3-D vision, otherwise known as stereopsis, is only possible when both eyes can acquire the same visual signal simultaneously and overlapping perfectly – what vision scientists, including optometrists, call third-degree fusion. We don’t need both eyes to compute depth, but it’s a lot easier if at one point in your life you learned to appreciate depth with both eyes.

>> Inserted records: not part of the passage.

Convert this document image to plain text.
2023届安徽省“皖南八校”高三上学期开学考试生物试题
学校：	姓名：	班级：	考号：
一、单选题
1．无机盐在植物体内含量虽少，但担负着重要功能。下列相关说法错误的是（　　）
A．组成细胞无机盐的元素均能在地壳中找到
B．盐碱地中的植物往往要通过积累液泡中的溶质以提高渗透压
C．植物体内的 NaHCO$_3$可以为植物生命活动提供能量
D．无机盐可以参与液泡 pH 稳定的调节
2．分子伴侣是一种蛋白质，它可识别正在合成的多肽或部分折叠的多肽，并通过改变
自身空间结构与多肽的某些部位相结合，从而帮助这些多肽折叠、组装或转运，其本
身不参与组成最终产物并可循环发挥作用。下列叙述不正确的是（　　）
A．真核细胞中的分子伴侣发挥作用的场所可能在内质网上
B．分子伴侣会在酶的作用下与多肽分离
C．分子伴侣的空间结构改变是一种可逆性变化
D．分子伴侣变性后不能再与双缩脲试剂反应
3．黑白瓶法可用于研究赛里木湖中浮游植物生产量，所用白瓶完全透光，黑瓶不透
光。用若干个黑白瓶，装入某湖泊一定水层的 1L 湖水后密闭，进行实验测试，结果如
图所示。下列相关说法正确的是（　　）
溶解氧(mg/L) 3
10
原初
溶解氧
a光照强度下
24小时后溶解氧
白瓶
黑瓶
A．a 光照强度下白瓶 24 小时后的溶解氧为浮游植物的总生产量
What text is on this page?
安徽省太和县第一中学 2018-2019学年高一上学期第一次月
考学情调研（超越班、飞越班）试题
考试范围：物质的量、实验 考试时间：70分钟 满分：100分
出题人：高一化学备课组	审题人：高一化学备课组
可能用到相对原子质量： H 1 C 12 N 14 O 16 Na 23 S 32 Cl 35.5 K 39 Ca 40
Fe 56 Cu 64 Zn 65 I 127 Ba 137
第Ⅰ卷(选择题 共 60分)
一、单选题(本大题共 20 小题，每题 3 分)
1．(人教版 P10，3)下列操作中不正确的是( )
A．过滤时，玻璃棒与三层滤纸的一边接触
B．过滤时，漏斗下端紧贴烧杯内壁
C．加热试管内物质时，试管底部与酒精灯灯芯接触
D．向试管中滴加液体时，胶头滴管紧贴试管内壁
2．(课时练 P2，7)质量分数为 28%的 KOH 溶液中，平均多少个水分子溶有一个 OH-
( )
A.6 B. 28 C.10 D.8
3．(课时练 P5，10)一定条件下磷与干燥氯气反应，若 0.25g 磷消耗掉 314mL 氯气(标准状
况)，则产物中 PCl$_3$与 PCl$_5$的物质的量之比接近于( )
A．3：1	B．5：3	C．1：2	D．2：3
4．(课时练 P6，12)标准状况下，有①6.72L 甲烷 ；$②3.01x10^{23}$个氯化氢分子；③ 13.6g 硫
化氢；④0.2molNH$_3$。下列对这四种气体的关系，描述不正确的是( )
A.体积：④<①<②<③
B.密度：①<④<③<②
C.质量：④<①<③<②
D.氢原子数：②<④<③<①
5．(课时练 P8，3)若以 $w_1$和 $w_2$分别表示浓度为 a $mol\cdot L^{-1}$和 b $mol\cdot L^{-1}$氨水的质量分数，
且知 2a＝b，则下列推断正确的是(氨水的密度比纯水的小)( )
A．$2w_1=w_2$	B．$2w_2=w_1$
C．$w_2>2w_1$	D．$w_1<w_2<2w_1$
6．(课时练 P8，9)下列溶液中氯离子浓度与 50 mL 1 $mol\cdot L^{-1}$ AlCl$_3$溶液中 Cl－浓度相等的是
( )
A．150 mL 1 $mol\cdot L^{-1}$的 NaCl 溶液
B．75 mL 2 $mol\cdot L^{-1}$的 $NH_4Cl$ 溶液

If, for example, you had both eyes until you were three years old, they were free of significant health or refractive defect and you were free to use them both as you liked, you would have learned to see the full depth humans are capable of achieving naturally. Later, due to some tragic accident, let’s say, you lose your eye and grow to be an adult with only one eye – you would still be able to calculate depth by using other ‘monocular’ depth cues, such as relative size, parallax, interposition of objects (near objects appear in front of more distant objects), relative speed of movement (driving down the road, you notice objects in the distance seem to pass by more slowly than road signs which are much nearer), and others. You learn these when both eyes work together and can refer to them later to assist in determining depth, but they are not true stereopsis.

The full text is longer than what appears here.